Surfing, like golf, is a sport that can become the driving force in a person's life.
Robert Beck / SI
By Michael Bamberger
Wednesday, September 02, 2015

I could say that Barbarian Days: A Surfing Life is one of the best sports books I’ve ever read -- in the same league as The Year the Mets Lost Last Place (about the ’69 New York Mets) and A Handful of Summers (lost-world Australian tennis) -- but that wouldn’t be fair, to beach William Finnegan’s new book on the sports shelf. As for our daily-bread subject here, the old shepherd’s game, it comes up infrequently and not until page 287 (of 447), when Finnegan, out of his board shorts for a change, describes himself at play on the Lincoln Park Golf Course in San Francisco: “I knew nothing about golf, and we never saw the clubhouse, but I liked whacking the ball off the deep-shadowed tees, down the lush fairways, while the low sun made the hills glow before it fell into the Pacific.” Amen, brother. BTW: Is there a teaching pro a guy can go to learn to write such sentences?

Beauty is a recurrent (but not overwhelming) theme in the book: the beach, the trip to it, the wave, the surfer on it. Finnegan remembers beautiful form, stances and hand positions from the surfers he watched in his Hawaiian boyhood, nearly 50 years ago. There was, likewise, a time when swinging a club with distinctive beauty was the holy grail of all golfers. Alex Lyle, a native Scot and a golf-pro lifer, had one recurring piece of advice for his son: “Make it pretty.” Sandy Lyle did, most particularly while winning the ’85 British Open and the Masters three years later.

Yes, of course: You could win without making pretty swings, then and now. Raymond Floyd’s action would not have moved Whitman, and it didn’t do much for Herb Wind either. But watching Seve Ballesteros on the range never got old. Davis Love III’s late-summer, late-career win in Greensboro is a reminder of the enduring (he’s 51) value of the beautiful golf swing. Tiger Woods’s swing in 2000 was not the violent slash it became later -- it was drop-dead gorgeous. Phil Mickelson’s swing, most likely because he stands on the less-familiar west side of the ball, has never really received the paeans it deserves, for being big, long, strong, rhythmic.

I apologize for the sexual innuendo. It could be worse. One of Finnegan’s surfers sees a surfboard in phallic terms. Then there’s his surfer friend whose bumper carried this sticker: I’d rather be performing cunnilingus. The golf version is significantly more pedestrian: I’d rather be driving a Titleist.

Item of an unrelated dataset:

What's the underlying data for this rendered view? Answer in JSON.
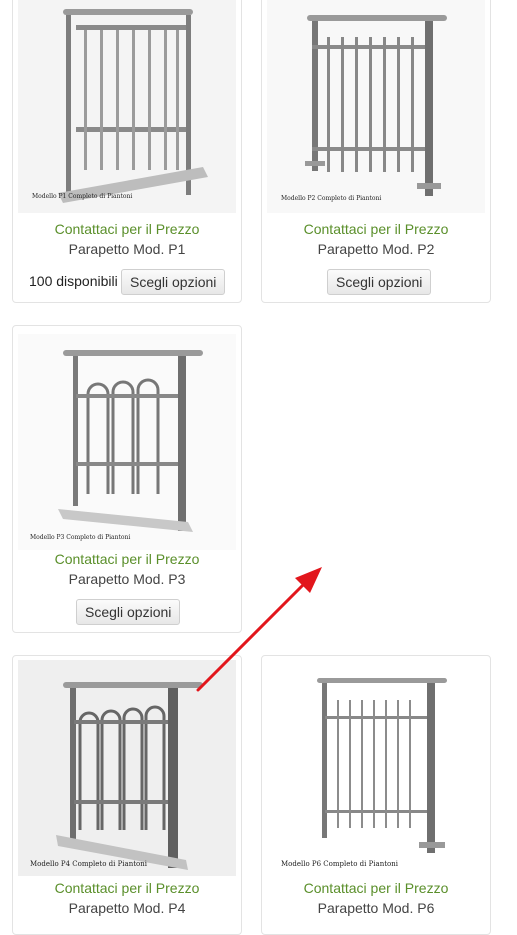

The modern touring pro, swinging the modern club at a modern ball, has no reason to prize beauty. Bubba Watson’s swing is no work of art, and neither is that pink driver of his, but Jack Nicklaus’s persimmon MacGregor Eye-O-Matic wouldn’t survive one hit by the two-time Masters champion. Anyway, when you’re hitting a second-shot wedge into the par-5 13th at Augusta National, do you really care how you went about blowing it past the 150 marker? By any means necessary.

When Steve Elkington played in his first professional event, the 1985 Dutch Open (he didn’t tweet out his T-11 finish), he had a swing so gorgeous that veteran pros were sneaking peeks at it. I caddied for him that week, and I saw firsthand Bernhard Langer and Graham Marsh (the winner) checking it out. Its hallmark was balance.

Elkington’s irons were forged, and they were beautiful too. Players had far more personal and long-lasting relationships with their equipment then. Surfers always have. Finnegan has references to 10-foot single-fin guns and six-foot split-tail tri-fins and the like. His 11th birthday is a snapshot in his head: “I chose a solid, sunbrowned 9’0” with blue-green paneled rails and a fin built with at least eight different types of wood.” The number as a noun. Tour players do the same: “I hit my 56, dead hands, took something off it.” I wish I could describe with Finnegan’s rich detail the Sam Snead Blue Ridge irons with which I broke 100 for the first time. I can tell you where and when I bought them and who I was playing with when I holed out for my first 99. (Many followed.) Finnegan quotes a fellow surfer who owns a seven-foot single fin once ridden by Mark Richards, a legendary Australian surfer: “’It’s like owning Jack Nicklaus’s old golf clubs.’” Finnegan’s own sticks are “three or four rusty clubs” that he carries by hand as he walks Lincoln Park with his girlfriend.

Don’t get the wrong idea here. There’s about as much golf in Barbarian Days as there is surfing in Golf in the Kingdom. But both books are about sports that can become the driving force in a person’s life. Surfing, like golf, can give a person’s life a clubhouse, a dress code, a vocabulary, a sustained conversation, a community. Both will test your mind and your body. But Finnegan surfs in 50° water, in waves big enough to kill you. I’ve dabbled in such ponds. (Check out my right pinkie.) I prefer golf, late on a warm summer afternoon, standing on a deep-shadowed tee, lush fairway tantalizingly in sight. Then the wave crests.